Santander, Bank of America, Citi, and Other Major Banks Unite to Launch G7-Backed Stablecoins in 2025
In a groundbreaking move, global banking giants Santander, Bank of America, and Citi have joined forces with other major financial institutions to develop stablecoins pegged to G7 currencies. This initiative, announced in October 2025, marks a significant step toward bridging traditional finance and blockchain technology. The project aims to enhance cross-border transactions, reduce volatility, and provide a regulated alternative to existing cryptocurrencies. Below, we dive into the details, implications, and expert insights on this historic collaboration. --- ### Why Are Major Banks Launching Stablecoins Now?
The push for bank-issued stablecoins stems from growing demand for faster, cheaper, and more transparent international payments. Traditional systems like SWIFT are often slow and costly, while decentralized cryptocurrencies remain too volatile for everyday use. By leveraging blockchain technology, these banks aim to combine the stability of fiat currencies with the efficiency of crypto. According to TradingView data, the global stablecoin market has surged by 300% since 2023, highlighting the urgency for regulated alternatives.

The stablecoins will be pegged to the USD, EUR, GBP, JPY, and CAD—the Core currencies of the G7. Each token will be fully backed by reserves held in the respective central banks, ensuring 1:1 parity. For instance, the USD-backed stablecoin will mirror the Federal Reserve’s cash reserves, audited quarterly for transparency. This approach contrasts with algorithmic stablecoins like TerraUSD, which collapsed in 2022 due to insufficient collateral.
--- ### How Will This Impact the crypto Market?Analysts at BTCC note that institutional stablecoins could legitimize crypto adoption but may also compete with decentralized alternatives like USDT and USDC. CoinMarketCap data shows Tether’s dominance slipping by 8% since the announcement. However, some skeptics argue that centralized control contradicts crypto’s ethos—a tension that’ll shape market dynamics in 2026.
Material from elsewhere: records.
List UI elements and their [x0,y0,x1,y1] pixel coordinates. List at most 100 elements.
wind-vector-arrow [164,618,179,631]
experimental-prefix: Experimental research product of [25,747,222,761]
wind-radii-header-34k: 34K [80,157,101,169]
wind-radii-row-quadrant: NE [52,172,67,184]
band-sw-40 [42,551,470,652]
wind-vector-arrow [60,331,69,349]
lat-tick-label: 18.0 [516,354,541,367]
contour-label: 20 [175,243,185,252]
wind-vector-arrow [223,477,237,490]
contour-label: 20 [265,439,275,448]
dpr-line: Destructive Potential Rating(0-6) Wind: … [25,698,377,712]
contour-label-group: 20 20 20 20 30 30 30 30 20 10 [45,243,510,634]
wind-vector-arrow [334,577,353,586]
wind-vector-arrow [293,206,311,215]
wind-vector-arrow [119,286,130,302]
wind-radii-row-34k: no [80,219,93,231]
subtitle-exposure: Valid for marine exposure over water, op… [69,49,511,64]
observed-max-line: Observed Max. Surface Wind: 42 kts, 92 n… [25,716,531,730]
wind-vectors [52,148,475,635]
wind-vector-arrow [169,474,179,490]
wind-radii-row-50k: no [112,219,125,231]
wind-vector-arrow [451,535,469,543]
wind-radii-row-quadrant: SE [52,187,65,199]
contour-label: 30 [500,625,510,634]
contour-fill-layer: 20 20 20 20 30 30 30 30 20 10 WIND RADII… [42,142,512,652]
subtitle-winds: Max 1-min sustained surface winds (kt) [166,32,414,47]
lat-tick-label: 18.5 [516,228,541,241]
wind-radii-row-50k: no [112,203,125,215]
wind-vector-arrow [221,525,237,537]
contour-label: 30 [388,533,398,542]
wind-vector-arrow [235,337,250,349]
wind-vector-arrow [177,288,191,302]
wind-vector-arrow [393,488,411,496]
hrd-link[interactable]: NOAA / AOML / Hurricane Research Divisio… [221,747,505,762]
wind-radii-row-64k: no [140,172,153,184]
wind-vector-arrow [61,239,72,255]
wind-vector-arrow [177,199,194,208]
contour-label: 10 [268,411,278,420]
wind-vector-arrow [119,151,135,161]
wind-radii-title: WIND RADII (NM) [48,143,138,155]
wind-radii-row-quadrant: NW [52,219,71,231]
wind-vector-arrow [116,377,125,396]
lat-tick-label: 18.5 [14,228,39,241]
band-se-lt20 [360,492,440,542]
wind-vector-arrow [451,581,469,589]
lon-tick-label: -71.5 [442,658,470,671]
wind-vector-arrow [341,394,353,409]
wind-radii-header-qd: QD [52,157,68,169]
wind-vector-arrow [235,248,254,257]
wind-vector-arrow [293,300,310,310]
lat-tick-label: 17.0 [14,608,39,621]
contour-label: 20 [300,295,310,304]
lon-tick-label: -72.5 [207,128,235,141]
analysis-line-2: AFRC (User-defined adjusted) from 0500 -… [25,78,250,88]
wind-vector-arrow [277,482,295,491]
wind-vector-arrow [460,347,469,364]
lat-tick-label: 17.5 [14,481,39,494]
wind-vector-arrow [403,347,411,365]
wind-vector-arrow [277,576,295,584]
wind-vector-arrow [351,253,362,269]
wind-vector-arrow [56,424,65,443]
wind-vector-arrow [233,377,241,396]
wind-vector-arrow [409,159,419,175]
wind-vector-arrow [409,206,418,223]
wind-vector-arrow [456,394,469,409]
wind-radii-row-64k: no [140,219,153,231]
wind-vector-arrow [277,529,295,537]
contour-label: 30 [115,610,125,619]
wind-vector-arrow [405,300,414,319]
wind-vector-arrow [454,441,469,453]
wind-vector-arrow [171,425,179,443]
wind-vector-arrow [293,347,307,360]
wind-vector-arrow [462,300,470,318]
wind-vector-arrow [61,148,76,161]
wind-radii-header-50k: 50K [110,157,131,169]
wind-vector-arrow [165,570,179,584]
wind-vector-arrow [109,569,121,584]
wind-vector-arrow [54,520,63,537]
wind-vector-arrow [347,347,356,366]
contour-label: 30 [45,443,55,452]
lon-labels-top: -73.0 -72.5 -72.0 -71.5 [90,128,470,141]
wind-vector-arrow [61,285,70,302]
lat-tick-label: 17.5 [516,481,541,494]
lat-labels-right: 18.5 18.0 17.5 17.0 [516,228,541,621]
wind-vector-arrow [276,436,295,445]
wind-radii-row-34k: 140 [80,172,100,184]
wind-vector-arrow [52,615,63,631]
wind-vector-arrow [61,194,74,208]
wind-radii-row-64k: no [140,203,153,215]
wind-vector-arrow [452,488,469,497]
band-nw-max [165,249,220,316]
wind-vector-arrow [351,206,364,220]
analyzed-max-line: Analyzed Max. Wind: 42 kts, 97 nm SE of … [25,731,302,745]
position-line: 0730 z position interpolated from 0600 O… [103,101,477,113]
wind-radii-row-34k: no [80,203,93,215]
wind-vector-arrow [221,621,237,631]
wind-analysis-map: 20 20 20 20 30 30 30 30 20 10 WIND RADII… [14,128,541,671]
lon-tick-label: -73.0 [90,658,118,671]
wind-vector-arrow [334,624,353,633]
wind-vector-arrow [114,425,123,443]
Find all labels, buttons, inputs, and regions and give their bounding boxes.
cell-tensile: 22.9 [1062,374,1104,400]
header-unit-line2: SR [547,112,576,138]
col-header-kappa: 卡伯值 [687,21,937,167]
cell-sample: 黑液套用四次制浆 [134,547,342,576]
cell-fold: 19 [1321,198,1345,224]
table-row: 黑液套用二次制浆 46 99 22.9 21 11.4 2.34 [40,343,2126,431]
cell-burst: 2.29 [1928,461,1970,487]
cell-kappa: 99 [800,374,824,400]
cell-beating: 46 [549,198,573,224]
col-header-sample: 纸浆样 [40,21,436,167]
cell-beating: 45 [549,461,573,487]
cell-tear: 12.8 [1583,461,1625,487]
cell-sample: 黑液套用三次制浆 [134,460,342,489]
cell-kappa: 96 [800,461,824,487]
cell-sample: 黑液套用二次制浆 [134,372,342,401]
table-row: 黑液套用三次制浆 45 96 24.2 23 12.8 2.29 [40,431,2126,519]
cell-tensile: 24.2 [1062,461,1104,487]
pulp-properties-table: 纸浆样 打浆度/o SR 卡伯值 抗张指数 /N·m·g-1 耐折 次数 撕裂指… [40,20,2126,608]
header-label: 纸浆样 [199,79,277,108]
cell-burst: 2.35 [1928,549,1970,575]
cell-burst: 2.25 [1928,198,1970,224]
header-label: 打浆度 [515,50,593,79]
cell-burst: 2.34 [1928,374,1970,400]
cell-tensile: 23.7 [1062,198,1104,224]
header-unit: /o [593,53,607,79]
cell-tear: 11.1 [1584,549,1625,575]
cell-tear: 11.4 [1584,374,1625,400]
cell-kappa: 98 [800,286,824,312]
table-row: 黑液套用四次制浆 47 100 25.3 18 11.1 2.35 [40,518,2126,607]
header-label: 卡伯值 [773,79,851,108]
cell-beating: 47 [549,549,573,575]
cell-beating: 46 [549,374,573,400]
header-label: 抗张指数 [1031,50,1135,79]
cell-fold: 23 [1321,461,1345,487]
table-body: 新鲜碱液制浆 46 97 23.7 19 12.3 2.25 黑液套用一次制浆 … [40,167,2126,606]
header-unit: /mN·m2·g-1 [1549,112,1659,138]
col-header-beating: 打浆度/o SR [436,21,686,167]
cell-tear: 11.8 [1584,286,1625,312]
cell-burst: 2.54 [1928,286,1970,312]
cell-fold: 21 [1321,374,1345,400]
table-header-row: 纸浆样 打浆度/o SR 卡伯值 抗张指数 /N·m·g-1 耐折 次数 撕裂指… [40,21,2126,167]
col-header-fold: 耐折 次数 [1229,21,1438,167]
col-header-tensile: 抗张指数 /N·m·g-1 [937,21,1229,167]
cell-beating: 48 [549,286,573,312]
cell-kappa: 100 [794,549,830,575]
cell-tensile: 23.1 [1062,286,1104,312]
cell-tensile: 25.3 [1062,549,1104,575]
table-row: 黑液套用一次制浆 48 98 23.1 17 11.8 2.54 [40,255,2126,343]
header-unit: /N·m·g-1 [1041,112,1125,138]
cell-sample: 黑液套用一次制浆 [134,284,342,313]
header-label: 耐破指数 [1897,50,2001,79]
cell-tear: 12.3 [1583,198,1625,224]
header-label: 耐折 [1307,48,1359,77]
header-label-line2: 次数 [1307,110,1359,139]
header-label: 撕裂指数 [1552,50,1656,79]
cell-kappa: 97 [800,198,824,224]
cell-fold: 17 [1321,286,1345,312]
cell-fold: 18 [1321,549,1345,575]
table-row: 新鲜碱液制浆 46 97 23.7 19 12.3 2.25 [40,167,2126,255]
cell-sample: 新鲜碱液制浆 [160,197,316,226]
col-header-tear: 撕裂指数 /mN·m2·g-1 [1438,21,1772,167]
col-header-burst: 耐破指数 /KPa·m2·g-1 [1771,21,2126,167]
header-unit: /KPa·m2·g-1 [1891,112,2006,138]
--- ### What’s the Timeline for Launch?Phase one (USD and EUR stablecoins) is slated for Q1 2026, with others rolling out by mid-2027. The banks are partnering with blockchain firms to ensure scalability and compliance. Santander’s CEO, Héctor Grisi, emphasized that “this isn’t about replacing cash but modernizing its flow.”
--- ### FAQsFrequently Asked Questions
Will these stablecoins be tradable on crypto exchanges?
Yes, they’ll list on major platforms like BTCC, Binance, and Kraken, though regulatory approvals are pending.
How do these differ from CBDCs?
Central bank digital currencies (CBDCs) are issued by governments, while these are private-sector initiatives with bank backing.
Are there risks for investors?
This article does not constitute investment advice. While backed by reserves, regulatory shifts could affect stability.